Interacting with RecyclerView items

To make items in a RecyclerView respond to clicks, attach click listeners to list items in the ViewHolder, and handle clicks in the ViewModel.

To make items in a RecyclerView respond to clicks, you need to do the following:

  • Create a listener class that takes a lambda and assigns it to an onClick() function.
class SleepNightListener(val clickListener: (sleepId: Long) -> Unit) {
   fun onClick(night: SleepNight) = clickListener(night.nightId)
}
  • Set the click listener on the view.
android:onClick="@{() -> clickListener.onClick(sleep)}"
  • Pass the click listener to the adapter constructor, into the view holder, and add it to the binding object.
class SleepNightAdapter(val clickListener: SleepNightListener):
       ListAdapter<DataItem, RecyclerView.ViewHolder>(SleepNightDiffCallback()
holder.bind(getItem(position)!!, clickListener)
binding.clickListener = clickListener
  • In the fragment that shows the recycler view, where you create the adapter, define a click listener by passing a lambda to the adapter.
val adapter = SleepNightAdapter(SleepNightListener { nightId ->
      sleepTrackerViewModel.onSleepNightClicked(nightId)
})
  • Implement the click handler in the view model. For clicks on list items, this commonly triggers navigation to a detail fragment.

Headers in RecyclerView

  • A header is generally an item that spans the width of a list and acts as a title or separator. A list can have a single header to describe the item content, or multiple headers to group items and separate items from each other.
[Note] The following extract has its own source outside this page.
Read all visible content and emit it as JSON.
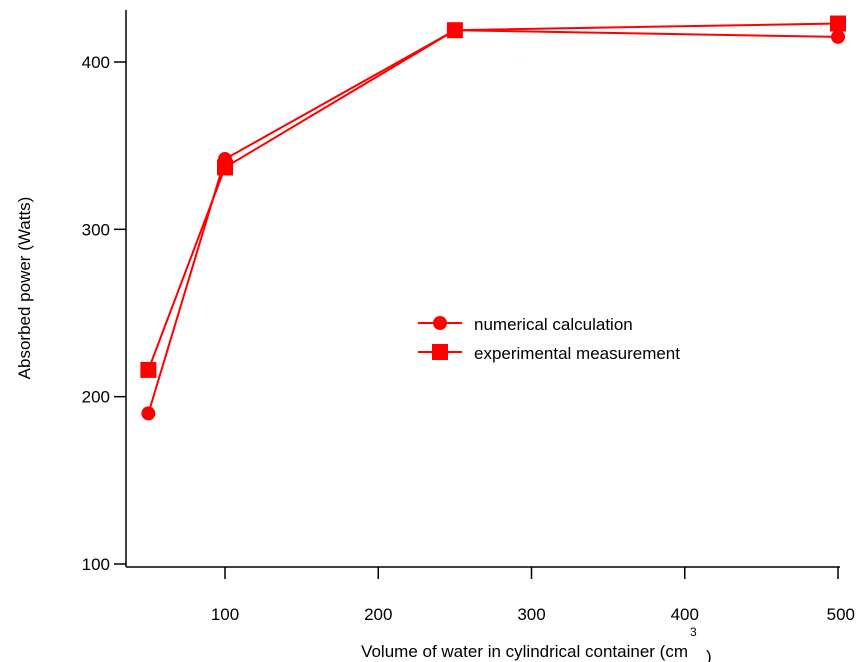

  • A RecyclerView can use multiple view holders to accommodate a heterogeneous set of items; for example, headers and list items.

  • One way to add headers is to modify your adapter to use a different ViewHolder by checking indexes where your header needs to be shown. The Adapter is responsible for keeping track of the header.

  • Another way to add headers is to modify the backing dataset (the list) for your data grid, which is what you did in this codelab.

These are the major steps for adding a header:

  • Abstract the data in your list by creating a DataItem that can hold a header or data.

  • Create a view holder with a layout for the header in the adapter.

  • Update the adapter and its methods to use any kind of RecyclerView.ViewHolder.

  • In onCreateViewHolder(), return the correct type of view holder for the data item.

  • Update SleepNightDiffCallback to work with the DataItem class.

  • Create a addHeaderAndSubmitList() function that uses coroutines to add the header to the dataset and then calls submitList().

  • Implement GridLayoutManager.SpanSizeLookup() to make only the header three spans wide.